The other day while scrolling through Facebook, I came across an Odyssey piece from a fellow contributor from my high school that peaked my interest. The piece was a listicle about common things everyone remembers from my hometown. I had a few laughs while reading it and gave it a well earned like, but it got me thinking. I began to think back on my home and reflect on my motivations for leaving.
I’m willing to bet that anyone who leaves their hometown and goes any meaningful distance away feels the need to somehow justify their decision to dramatically uproot their lives. Now on the surface the reasons are quite obvious, you’re getting that new job or pursing a higher education. But I think there’s more to it than just these reasons, at least for me any way.
I suppose before I go any further some context is in order about my hometown. Santa Clarita, where I grew up, is a quiet peaceful suburb about an hour north of Los Angeles smack dab on the edge of the desert. The city is actually made up of several smaller towns that banded together to from one bigger town. However, the rivalry between each of the towns persists to this day. It’s usually ranked among the safest cities in the US and one of the best to raise a family. The city also leans fairly right of center politically. Overall it was a fairly boring place to live and full of decent, but conservative folks.
I was different from the people I grew up around. However, I don’t have one of those ‘you don’t belong here’ horror stories such as being the only gay kid in a Bible belt town or the lone minority student in an all white school. My problem was I didn’t quite fit. I got along with just about everyone, but there was always something missing. My parents raised me to be a freethinker, to question what was told to me and create my own belief system. I became a one-man counter culture, going against the grain in my own way. Whatever was the trend for youth at the time, I did something different, something unique. When the fashion was for youthful rebellion and vulgarity I squared up. I squared up so much, in fact, a friend once paid me $10 to say the f-word because he’d never heard me curse before. This is just one example among many, but you get the picture. I walked my own path in life.
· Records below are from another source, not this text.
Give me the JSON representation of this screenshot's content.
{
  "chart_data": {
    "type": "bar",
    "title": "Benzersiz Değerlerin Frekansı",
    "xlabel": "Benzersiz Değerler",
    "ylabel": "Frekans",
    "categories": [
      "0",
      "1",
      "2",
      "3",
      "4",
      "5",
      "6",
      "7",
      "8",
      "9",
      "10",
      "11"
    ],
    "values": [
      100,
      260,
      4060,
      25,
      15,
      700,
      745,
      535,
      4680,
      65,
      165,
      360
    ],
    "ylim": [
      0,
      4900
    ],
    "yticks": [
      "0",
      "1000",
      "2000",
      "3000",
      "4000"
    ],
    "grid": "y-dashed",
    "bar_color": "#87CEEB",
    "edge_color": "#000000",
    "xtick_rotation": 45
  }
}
The most important fruits of my freethinking style were my beliefs in atheism and liberalism. They defined who I was and also brought me into the majority of conflict with my peers. The people I went to school with were predominantly religious and conservative. Which is fine for them, but it was not my style obviously. As a student of politics I understand the value of opposing viewpoints and different perspectives, but being the lone dissenting voice often left me feeling alienated from my peers.
I began to desire to find people with whom I shared similar views and beliefs beyond my family so I could engage in some friendly discourse without devolving into an argument. I very quickly realized I would have to look outside of my little slice of suburbia to find them. I also started to wonder what it would be like outside of my southern California suburban bubble. A change in venue was in order and college provided the perfect escape.
Coming to San Francisco has fulfilled that desire beyond my wildest dreams. Through my major, I have met people of a similar political bent and engaged in the most enlightening and far reaching discussions, with nary a voice raised or name called. I have met people from many different parts of the country, even different parts of the world, and from all walks of life gaining that particular education that only diversity can bring. Moving from the bosom of suburbia to the heart of a major city has certainly shaken up the humdrum of my daily routine. There are times when I look back and miss my hometown, whether because of the memories I associate with it or the comfort of the familiar, but never for a second do I regret my decision to leave. Perhaps one day, when I’ve had my fill of the wider world, I’ll come back to my hometown or someplace similar and settle down and start the cycle all over again, but who can say, the future is unwritten after all.